Le secrétaire d’État a également admis que le Hamas était « en substance » responsable du fait que les civils soient pris entre deux feu, en raison de son utilisation de boucliers humains et de l’installation d’infrastructures militaires sous ou à l’intérieur des hôpitaux, des écoles et des mosquées.
Il a dit avoir cinq principaux points à l’ordre du jour de son déplacement : élaborer une stratégie avec Israël au sujet de sa campagne militaire ; veiller à ce que la guerre ne s’étende pas à d’autres fronts ; poursuivre les efforts pour acheminer davantage d’aide humanitaire à Gaza ; évacuer tous les citoyens américains et ressortissants étrangers qui le souhaitent ; obtenir la libération des otages et créer les conditions d’une solution à deux États pour l’après-guerre.

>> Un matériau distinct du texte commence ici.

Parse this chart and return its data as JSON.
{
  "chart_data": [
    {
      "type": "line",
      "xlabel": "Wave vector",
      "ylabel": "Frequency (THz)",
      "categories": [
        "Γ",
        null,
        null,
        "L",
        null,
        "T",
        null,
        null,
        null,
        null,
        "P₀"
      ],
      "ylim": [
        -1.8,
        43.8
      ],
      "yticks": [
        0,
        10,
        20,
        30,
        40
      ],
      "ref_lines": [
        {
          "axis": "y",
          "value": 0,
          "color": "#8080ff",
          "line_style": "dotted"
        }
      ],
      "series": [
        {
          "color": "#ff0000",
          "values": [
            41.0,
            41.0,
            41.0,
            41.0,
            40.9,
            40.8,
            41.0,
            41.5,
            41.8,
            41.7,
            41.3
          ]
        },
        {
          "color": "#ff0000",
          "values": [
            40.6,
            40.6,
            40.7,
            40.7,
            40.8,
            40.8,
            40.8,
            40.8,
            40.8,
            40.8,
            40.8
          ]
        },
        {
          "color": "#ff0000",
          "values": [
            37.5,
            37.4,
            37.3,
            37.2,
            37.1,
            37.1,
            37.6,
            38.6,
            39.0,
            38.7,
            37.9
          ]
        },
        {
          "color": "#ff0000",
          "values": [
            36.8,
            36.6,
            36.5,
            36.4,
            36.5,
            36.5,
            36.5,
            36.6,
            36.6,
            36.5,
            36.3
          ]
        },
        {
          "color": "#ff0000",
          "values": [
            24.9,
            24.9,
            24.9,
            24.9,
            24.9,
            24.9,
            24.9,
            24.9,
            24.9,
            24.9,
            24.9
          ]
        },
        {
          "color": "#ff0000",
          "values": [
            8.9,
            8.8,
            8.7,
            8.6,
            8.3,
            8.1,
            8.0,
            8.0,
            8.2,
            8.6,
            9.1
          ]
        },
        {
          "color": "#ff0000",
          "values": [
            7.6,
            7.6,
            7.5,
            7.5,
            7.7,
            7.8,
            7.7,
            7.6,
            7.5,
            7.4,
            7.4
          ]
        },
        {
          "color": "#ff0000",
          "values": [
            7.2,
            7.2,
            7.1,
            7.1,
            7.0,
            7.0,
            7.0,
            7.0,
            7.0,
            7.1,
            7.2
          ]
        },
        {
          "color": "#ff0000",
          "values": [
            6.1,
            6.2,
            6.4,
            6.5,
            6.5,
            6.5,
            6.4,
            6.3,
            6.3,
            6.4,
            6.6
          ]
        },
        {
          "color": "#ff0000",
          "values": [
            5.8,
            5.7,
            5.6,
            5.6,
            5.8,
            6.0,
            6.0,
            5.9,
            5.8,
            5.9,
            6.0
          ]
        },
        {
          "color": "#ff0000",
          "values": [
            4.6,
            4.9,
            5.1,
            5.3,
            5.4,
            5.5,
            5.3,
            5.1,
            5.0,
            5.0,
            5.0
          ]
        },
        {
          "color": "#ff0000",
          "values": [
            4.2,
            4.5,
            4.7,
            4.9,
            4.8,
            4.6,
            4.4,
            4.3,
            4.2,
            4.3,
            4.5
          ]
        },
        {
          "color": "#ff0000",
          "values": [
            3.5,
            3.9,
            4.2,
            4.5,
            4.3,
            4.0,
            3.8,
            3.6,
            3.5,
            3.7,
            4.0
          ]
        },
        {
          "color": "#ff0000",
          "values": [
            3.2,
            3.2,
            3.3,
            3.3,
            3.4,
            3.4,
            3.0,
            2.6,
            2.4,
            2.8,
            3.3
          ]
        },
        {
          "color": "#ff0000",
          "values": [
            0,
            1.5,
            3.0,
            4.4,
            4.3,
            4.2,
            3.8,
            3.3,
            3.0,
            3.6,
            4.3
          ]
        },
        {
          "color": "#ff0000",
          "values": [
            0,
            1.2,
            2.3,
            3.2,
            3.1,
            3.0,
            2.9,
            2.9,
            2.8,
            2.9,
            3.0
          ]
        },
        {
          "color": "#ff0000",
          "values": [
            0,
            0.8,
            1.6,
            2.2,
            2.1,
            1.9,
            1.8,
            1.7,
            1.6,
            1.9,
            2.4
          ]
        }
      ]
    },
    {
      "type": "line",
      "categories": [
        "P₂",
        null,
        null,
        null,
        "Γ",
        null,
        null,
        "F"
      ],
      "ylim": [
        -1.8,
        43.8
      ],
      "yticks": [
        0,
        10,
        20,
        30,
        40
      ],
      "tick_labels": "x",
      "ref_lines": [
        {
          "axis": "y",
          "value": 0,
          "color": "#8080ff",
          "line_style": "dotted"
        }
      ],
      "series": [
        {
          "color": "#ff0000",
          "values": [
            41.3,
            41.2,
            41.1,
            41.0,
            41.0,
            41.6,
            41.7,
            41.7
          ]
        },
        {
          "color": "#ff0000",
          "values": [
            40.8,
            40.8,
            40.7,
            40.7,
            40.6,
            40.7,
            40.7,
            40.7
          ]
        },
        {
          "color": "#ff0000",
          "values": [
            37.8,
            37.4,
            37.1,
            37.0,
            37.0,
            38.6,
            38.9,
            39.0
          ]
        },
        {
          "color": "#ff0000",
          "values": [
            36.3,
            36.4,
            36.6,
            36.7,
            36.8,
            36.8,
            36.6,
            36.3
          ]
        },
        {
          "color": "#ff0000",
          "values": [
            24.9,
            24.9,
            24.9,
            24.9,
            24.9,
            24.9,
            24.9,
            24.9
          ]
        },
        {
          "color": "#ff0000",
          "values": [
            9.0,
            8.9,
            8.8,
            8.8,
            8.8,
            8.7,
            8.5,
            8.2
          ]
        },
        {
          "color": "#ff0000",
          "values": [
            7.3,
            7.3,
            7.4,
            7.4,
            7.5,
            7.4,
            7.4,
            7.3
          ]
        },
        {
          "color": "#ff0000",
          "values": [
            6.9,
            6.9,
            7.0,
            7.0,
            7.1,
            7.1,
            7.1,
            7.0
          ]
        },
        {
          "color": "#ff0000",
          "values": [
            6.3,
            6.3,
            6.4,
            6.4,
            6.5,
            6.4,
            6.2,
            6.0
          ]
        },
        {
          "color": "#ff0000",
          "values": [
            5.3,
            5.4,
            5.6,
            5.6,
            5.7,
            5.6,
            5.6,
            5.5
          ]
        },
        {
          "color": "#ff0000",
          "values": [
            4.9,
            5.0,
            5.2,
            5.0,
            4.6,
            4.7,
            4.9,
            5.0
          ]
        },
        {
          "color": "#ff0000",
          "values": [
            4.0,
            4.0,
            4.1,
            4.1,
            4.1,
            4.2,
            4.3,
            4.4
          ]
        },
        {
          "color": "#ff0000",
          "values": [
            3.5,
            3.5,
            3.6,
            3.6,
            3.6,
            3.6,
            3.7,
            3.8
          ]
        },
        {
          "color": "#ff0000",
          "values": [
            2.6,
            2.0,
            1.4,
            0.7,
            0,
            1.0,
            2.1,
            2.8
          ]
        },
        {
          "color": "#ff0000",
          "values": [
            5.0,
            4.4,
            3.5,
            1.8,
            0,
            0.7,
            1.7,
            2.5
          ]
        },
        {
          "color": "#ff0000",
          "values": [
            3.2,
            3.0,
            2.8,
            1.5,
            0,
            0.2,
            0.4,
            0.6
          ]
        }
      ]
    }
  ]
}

En évoquant la stratégie militaire d’Israël, Blinken fera à nouveau pression sur Jérusalem pour qu’elle commence à évoquer son scénario « de l’après », a déclaré un responsable américain.
Israël a jusqu’à présent refusé d’aborder publiquement la question de savoir qui gouvernera Gaza s’il réussit à renverser le Hamas. Même en privé, les discussions formelles n’ont pas dépassé le niveau bureaucratique des différents ministères concernés, ont déclaré un responsable américain et un responsable israélien.
Les États-Unis s’en sont chargés, mercredi, en déclarant qu’ils aimeraient voir une Autorité palestinienne « revigorée » revenir au pouvoir à Gaza, avec des pays de la région et des agences internationales jouant peut-être un rôle intérimaire jusqu’à ce que Ramallah soit prêt.
Cette proposition s’inscrit dans le cadre de la volonté de l’administration Biden de saisir l’occasion de la crise actuelle pour placer la Cisjordanie et Gaza sous le même organe directeur, afin de faire avancer la solution à deux États.
Israël n’a donné aucune indication sur sa position vis-à-vis de ce cadre, ne serait-ce qu’en raison de la coloration intransigeante de son gouvernement actuel, qui continue de prendre des mesures pour affaiblir le rival plus modéré du Hamas, l’Autorité palestinienne. Mais pour beaucoup, en Israël, la coalition de droite n’a pas réussi à protéger le pays le 7 octobre, ce qui ouvre la possibilité d’un remplacement par une coalition de partis plus modérés.